Numbers 10 to 20


Numbers 10 to 20 teaches students to recognize the numbers 10 through 20. Students will learn how to sequence the numbers by their value and decompose them into tens and ones. They will also practice writing these numbers numerically and in written format.

The “Options for Lesson” section on the teachers guide provides additional ideas for the lesson. Using a calendar and counting aloud each day in a month is a great way to reinforce two-digit numbers. Writing birthdays in the format of mm/dd/yy is another fun way for students to recognize numbers.

Buy Now For $1.95


What our Numbers 10 to 20 lesson plan includes

Lesson Objectives and Overview: Numbers 10 to 20 teaches students to recognize the numbers 10 through 20. Students will sequence the numbers by value. They will decompose two-digit numbers into tens and ones. Finally, students will fluently write numbers (in both the numeric and written formats) from 0 to 20. This lesson is for students in 1st grade and 2nd grade.

Classroom Procedure

Every lesson plan provides you with a classroom procedure page that outlines a step-by-step guide to follow. You do not have to follow the guide exactly. The guide helps you organize the lesson and details when to hand out worksheets. It also lists information in the yellow box that you might find useful. You will find the lesson objectives, state standards, and number of class sessions the lesson should take to complete in this area. In addition, it describes the supplies you will need as well as what and how you need to prepare beforehand. This lesson requires colored writing utensils.

Options for Lesson

You can take advantage of the suggestions in the “Options for Lesson” section that offers additional activities or ideas to incorporate into the lesson plan. By kindergarten and first grade, students should be familiar with single-digit numbers. Using a calendar and counting aloud each day in a month is a great way to reinforce two-digit numbers. Writing birthdays in the format of mm/dd/yy is another fun way for students to recognize numbers. Whether counting steps to the media center, the number of windows in a building, or pages in a book, incorporating counting in daily experiences reinforces the basic numerical concepts students need to acquire to be good math students.

Teacher Notes

The paragraph on this page gives you a little more information on the lesson overall and describes what you may want to focus your teaching on. It explains that students often have difficulty with abstract concepts of place and place value. This lesson aims to help them advance toward these concepts even though it does not focus primarily on addressing place and place value. The blank lines are available for you to write out any thoughts or ideas you have as you prepare.

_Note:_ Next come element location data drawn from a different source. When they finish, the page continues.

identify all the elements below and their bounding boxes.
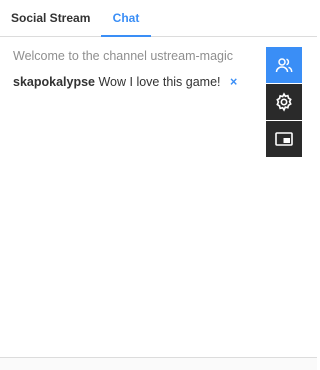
tab-bar: Social Stream Chat — [0, 0, 317, 37]
chat-messages: Welcome to the channel ustream-magic ska… — [0, 38, 260, 89]
tab-social-stream[interactable]: Social Stream — [0, 0, 101, 37]
delete-message-icon[interactable]: × — [230, 75, 237, 89]
message-username[interactable]: skapokalypse — [13, 75, 95, 89]
settings-button[interactable] — [266, 84, 302, 120]
side-toolbar — [266, 47, 302, 158]
users-button[interactable] — [266, 47, 302, 83]
gear-icon — [276, 92, 292, 112]
chat-message: skapokalypse Wow I love this game! × — [13, 75, 247, 89]
popout-button[interactable] — [266, 121, 302, 157]
footer-divider — [0, 357, 317, 370]
users-icon — [275, 58, 293, 73]
welcome-message: Welcome to the channel ustream-magic — [13, 49, 234, 63]
chat-app: Social Stream Chat Welcome to the channe… — [0, 0, 317, 370]
tab-chat[interactable]: Chat — [101, 0, 151, 37]
message-text: Wow I love this game! — [98, 75, 221, 89]
popout-icon — [275, 132, 293, 146]
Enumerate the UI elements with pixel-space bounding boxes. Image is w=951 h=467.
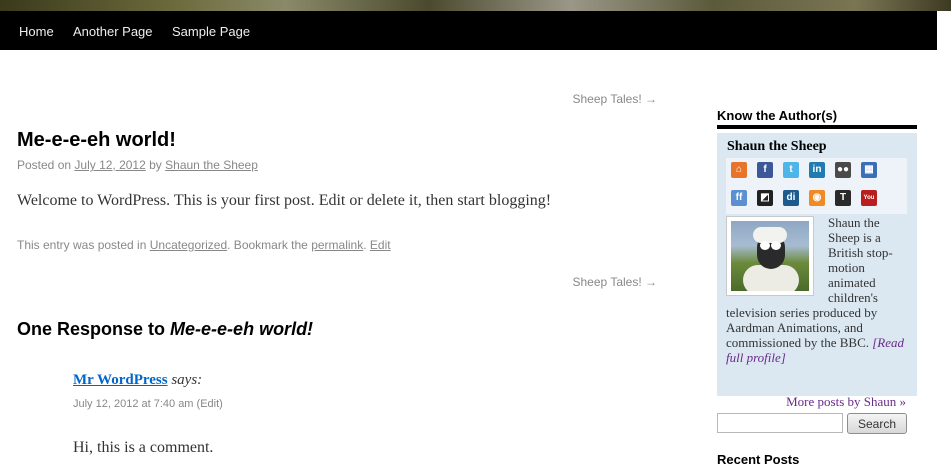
responses-title-prefix: One Response to	[17, 319, 166, 339]
twitter-icon[interactable]: t	[783, 162, 799, 178]
digg-icon[interactable]: di	[783, 190, 799, 206]
post-title: Me-e-e-eh world!	[17, 129, 176, 151]
comment-body: Hi, this is a comment.	[73, 439, 214, 456]
bookmark-label: . Bookmark the	[227, 238, 308, 252]
comment-author: Mr WordPress says:	[73, 372, 202, 389]
responses-title: One Response to Me-e-e-eh world!	[17, 319, 313, 340]
friendfeed-icon[interactable]: ff	[731, 190, 747, 206]
delicious-icon[interactable]: ◩	[757, 190, 773, 206]
linkedin-icon[interactable]: in	[809, 162, 825, 178]
nav-edge	[937, 11, 951, 50]
permalink-link[interactable]: permalink	[311, 238, 363, 252]
delicious-grid-icon[interactable]: ▦	[861, 162, 877, 178]
facebook-icon[interactable]: f	[757, 162, 773, 178]
search-input[interactable]	[717, 413, 843, 433]
author-widget-title: Know the Author(s)	[717, 108, 838, 123]
avatar-photo	[731, 221, 809, 291]
author-name: Shaun the Sheep	[727, 139, 827, 154]
entry-utility: This entry was posted in Uncategorized. …	[17, 238, 391, 252]
posted-on-label: Posted on	[17, 158, 72, 172]
flickr-icon[interactable]: ●●	[835, 162, 851, 178]
comment-author-link[interactable]: Mr WordPress	[73, 372, 168, 388]
sheep-wool	[753, 227, 787, 243]
comment-says: says:	[171, 372, 203, 388]
next-post-link-top[interactable]: Sheep Tales! →	[573, 92, 658, 106]
home-icon[interactable]: ⌂	[731, 162, 747, 178]
post-meta: Posted on July 12, 2012 by Shaun the She…	[17, 158, 258, 172]
posted-in-label: This entry was posted in	[17, 238, 147, 252]
social-icons-panel: ⌂ f t in ●● ▦ ff ◩ di ◉ T You	[726, 158, 907, 214]
author-box: Shaun the Sheep ⌂ f t in ●● ▦ ff ◩ di ◉ T You Shaun…	[717, 133, 917, 409]
category-link[interactable]: Uncategorized	[150, 238, 227, 252]
author-avatar	[726, 216, 814, 296]
main-navigation: Home Another Page Sample Page	[0, 11, 937, 50]
header-image	[0, 0, 951, 11]
more-posts-link[interactable]: More posts by Shaun »	[786, 394, 906, 410]
post-body: Welcome to WordPress. This is your first…	[17, 192, 552, 209]
next-post-link-bottom[interactable]: Sheep Tales! →	[573, 275, 658, 289]
post-author-link[interactable]: Shaun the Sheep	[165, 158, 258, 172]
nav-item-another-page[interactable]: Another Page	[73, 24, 153, 39]
post-date-link[interactable]: July 12, 2012	[74, 158, 145, 172]
utility-separator: .	[363, 238, 367, 252]
technorati-icon[interactable]: T	[835, 190, 851, 206]
nav-item-home[interactable]: Home	[19, 24, 54, 39]
sheep-eye	[771, 241, 781, 250]
widget-title-rule	[717, 125, 917, 129]
comment-timestamp-link[interactable]: July 12, 2012 at 7:40 am	[73, 398, 193, 410]
youtube-icon[interactable]: You	[861, 190, 877, 206]
nav-item-sample-page[interactable]: Sample Page	[172, 24, 250, 39]
edit-post-link[interactable]: Edit	[370, 238, 391, 252]
search-button[interactable]: Search	[847, 413, 907, 434]
comment-meta: July 12, 2012 at 7:40 am (Edit)	[73, 398, 223, 410]
comment-edit-link[interactable]: (Edit)	[197, 398, 223, 410]
rss-icon[interactable]: ◉	[809, 190, 825, 206]
by-label: by	[149, 158, 162, 172]
sheep-eye	[760, 241, 770, 250]
responses-title-post: Me-e-e-eh world!	[170, 319, 314, 339]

The Numbers 10 to 20 lesson plan contains four content pages. In an effort to help students engage with the content, these pages are interactive. The first page introduces students to the written format of numbers 1 to 10. Students will then spell out those numbers in the box on at the top of the page. Next, they will count stars (10 total stars) and answer the questions below.

On second page, students will count more stars (this time 20). They will read aloud numbers 1 to 20 then spell them out on the dotted lines at the bottom of the page. This will provide them practice in recognizing the numbers in order and in both numerical and written formats.

The third page prompts students to count backward from 20 to 0. At this point, the lesson moves into place and place value. Students will count squares (15 squares) and circle 10 of them, then the remaining 5. They will see that there is a 1 in the left box and a 5 in the right box. The 1 represents 10 in the tens place and the 5 represents 5 in the ones place to make 15.

Students will look at the numbers 10 to 20 and write them in the boxes at the bottom of the page. On the final page, they will look at the number 9 as 09 in the boxes. There are 0 tens and 9 ones. Again they will count squares (10 squares), write that number in the boxes, then write it as a word. Finally, they will draw 11 or more shapes of their choice in the box at the bottom of the page. They will spell the number of shapes they drew and write it numerically in the boxes.


The Numbers 10 to 20 lesson plan includes three worksheets: an activity worksheet, a practice worksheet, and a homework assignment. Each one will reinforce students’ comprehension of lesson material in different ways and help them demonstrate when they learned. Use the guidelines on the classroom procedure page to determine when to distribute each worksheet to the class.


For the activity, students will cut out the 10 digits at the top of the page. They will see how many numbers they can make that are greater than nine and write each one in the box. Then they will draw 20 shapes at the bottom of the page and describe how many tens there are an how many ones.


The practice worksheet requires students to write, spell out, or draw numbers. There are three columns, one for numerical values, one for numbers spelled out, and one for shapes. Whichever columns are empty, students must write, spell, or draw in shapes for that number.

For instance, the first row has 12 in the numerical column. So students will spell out the number 12 and then draw 12 shapes. The third row has 15 triangles, so students will write 15 and spell out the number 15.


Students will cut out all the numbers 0 through 20 and put them in the correct order. Then they will paste them on a separate sheet of paper.

Worksheet Answer Keys

The final page of the lesson plan document is an answer key for the practice worksheet. Correct answers are in red to make it easy to compare them to your students’ responses. If you choose to administer the lesson pages to your students via PDF, you will need to save a new file that omits this page. Otherwise, you can simply print out the applicable pages and keep this as reference for yourself when grading assignments.